A rising edge circuit is used to make a single clock start signal from the level signal.

## 2. Memory Project
### 2.1. Create Hardware Design
Follow these steps to do the custom IP project:
- Create a new Vivado project for your board.
- Add **ZYNQ7 PS** IP, and then click **Run Connection Automation**.
- Then add the following IPs: **one AXI GPIO, two AXI BRAM Controller, two Block Memory Generator**.

- Configure the **AXI GPIO** to have dual channels, one for **1-bit output** and the other for **1-bit input**.

- Configure the **AXI BRAM Controller** to have only **one interface**.

- Configure the **Block Memory Generator** to **True Dual Port RAM**.

- Check the **S_AXI** port of the **GPIO** and **BRAM** controllers to PS. Then, click **OK**.

- The following figure shows the connection to the GPIO and BRAM.

- Add the RTL design for the **pe_top.v**, **pe.v**, and **register.v**.
- Add the **pe_top** to the **block design**. Then, connect it to **GPIO** and **BRAM** as shown in the following figure.

- In the **Sources** section, **right-click on the design_1** design block, then select the **Create HDL Wrapper** menu.
- After that, **right-click on the design_1_wrapper**, then select the **Set as Top** menu.

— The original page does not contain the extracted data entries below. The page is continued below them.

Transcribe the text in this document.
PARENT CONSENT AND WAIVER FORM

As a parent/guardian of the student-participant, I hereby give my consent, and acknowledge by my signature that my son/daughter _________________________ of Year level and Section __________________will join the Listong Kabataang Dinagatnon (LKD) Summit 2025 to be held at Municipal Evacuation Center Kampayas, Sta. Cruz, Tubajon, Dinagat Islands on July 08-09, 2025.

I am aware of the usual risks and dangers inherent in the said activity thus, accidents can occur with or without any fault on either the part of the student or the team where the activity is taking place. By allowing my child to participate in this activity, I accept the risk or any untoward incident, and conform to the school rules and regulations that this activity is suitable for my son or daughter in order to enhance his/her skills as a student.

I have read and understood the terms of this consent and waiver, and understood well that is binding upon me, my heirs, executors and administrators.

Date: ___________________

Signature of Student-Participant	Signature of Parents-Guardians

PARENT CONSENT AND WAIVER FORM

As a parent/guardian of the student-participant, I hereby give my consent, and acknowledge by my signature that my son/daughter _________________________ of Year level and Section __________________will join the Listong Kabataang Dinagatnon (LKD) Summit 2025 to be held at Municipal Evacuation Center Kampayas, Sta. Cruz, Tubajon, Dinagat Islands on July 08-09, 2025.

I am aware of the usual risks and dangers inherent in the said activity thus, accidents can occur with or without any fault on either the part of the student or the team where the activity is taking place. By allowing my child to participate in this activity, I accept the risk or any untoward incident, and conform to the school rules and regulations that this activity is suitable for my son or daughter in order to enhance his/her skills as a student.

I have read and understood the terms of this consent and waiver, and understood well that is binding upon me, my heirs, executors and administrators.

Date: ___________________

- On the left side (the **Flow Navigator**), select the **Generate Block Design** menu. In the **Synthesis Options** section, select the **Global** option.
- Run the **synthesis**, **implementation**, and **generate bitstream**.
- Export the ``.tcl`, `.bit`, and `.hwh` file to the FPGA board.
### 2.2. Create Software Design
At this point, the required files to program the FPGA are already on the board. The next step is to create Jupyter Notebook files.
- Open a web browser and open **Jupyter Notebook** on the board. Create a new file from menu **New, Python 3 (pykernel)**.
- Write the following code to test the design: https://github.com/yohanes-erwin/pemrograman_zynq/blob/main/pynq_part_3/part_3.ipynb
- In this program, we initialize the GPIO and BRAMs, then we write data to BRAM input, start the PE core, and read the result from BRAM output.